Возможно, Рудольф и верховодил в комнате общежития, но своевольничать в классе ему не позволяли. В стенах училища он снова столкнулся с режимом – таким же авторитарным и патриархальным, как и тот, что изводил его в отцовском доме. Здесь, как и в семействе Нуреевых, господствовал армейский порядок: ученики вели строго регламентированный образ жизни, основанный на уважении к традициям, дисциплине и иерархии[49].

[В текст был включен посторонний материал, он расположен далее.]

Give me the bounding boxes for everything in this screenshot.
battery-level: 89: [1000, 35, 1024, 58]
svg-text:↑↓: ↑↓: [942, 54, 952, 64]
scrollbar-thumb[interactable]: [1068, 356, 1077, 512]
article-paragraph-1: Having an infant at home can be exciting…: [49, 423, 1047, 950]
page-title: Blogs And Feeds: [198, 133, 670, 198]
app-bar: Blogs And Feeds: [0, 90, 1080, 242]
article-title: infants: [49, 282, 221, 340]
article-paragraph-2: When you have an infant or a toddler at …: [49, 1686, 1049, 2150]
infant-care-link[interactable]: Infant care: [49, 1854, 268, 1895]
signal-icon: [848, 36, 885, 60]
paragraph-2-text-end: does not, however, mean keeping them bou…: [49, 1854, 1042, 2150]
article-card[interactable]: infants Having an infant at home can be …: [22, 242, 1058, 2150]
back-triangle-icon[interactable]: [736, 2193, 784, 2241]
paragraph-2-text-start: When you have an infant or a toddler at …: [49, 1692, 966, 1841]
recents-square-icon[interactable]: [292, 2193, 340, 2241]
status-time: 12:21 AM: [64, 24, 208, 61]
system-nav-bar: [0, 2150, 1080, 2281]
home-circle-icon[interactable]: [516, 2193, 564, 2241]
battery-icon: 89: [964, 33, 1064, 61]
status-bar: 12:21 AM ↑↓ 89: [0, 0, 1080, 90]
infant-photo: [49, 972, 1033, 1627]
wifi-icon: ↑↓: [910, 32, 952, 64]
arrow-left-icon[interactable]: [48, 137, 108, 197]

К приходу Рудольфа в училище времена, когда его учащимся выдавали по три форменных костюма (черный на каждый день, темно-синий на праздники и серый льняной на лето) и по паре шинелей с серебряными пуговицами, давно канули в Лету. Но, даже лишившись роскоши и царских портретов, училище на улице Росси претерпело со сменой власти разве что внешние изменения: портреты Романовых заменили образы Ленина и Сталина, а романовскую «униформу» – грубые серые рубашки и колючие серые брюки (по одному комплекту на каждого ученика). А в остальном прежний строгий распорядок отвечал целям партии: «Нам всем подсознательно внушали, что великий талант в академии – а значит, и в стране – ничего не стоит, если не подчиняется установленному порядку, – писал в своих мемуарах о том времени танцовщик Валерий Панов. – Распорядок, то есть безоговорочное подчинение дисциплине, расценивался как наивысшее благо в нашей работе, тогда как артистическая индивидуальность, бросавшая вызов “нормам” поведения, решительно преследовалась. Чем более одаренным был ученик, тем быстрее руководство старалось его исключить за грубость, ребяческие шалости или неуспеваемость по общим предметам. Но в первую очередь – за нарушение правил».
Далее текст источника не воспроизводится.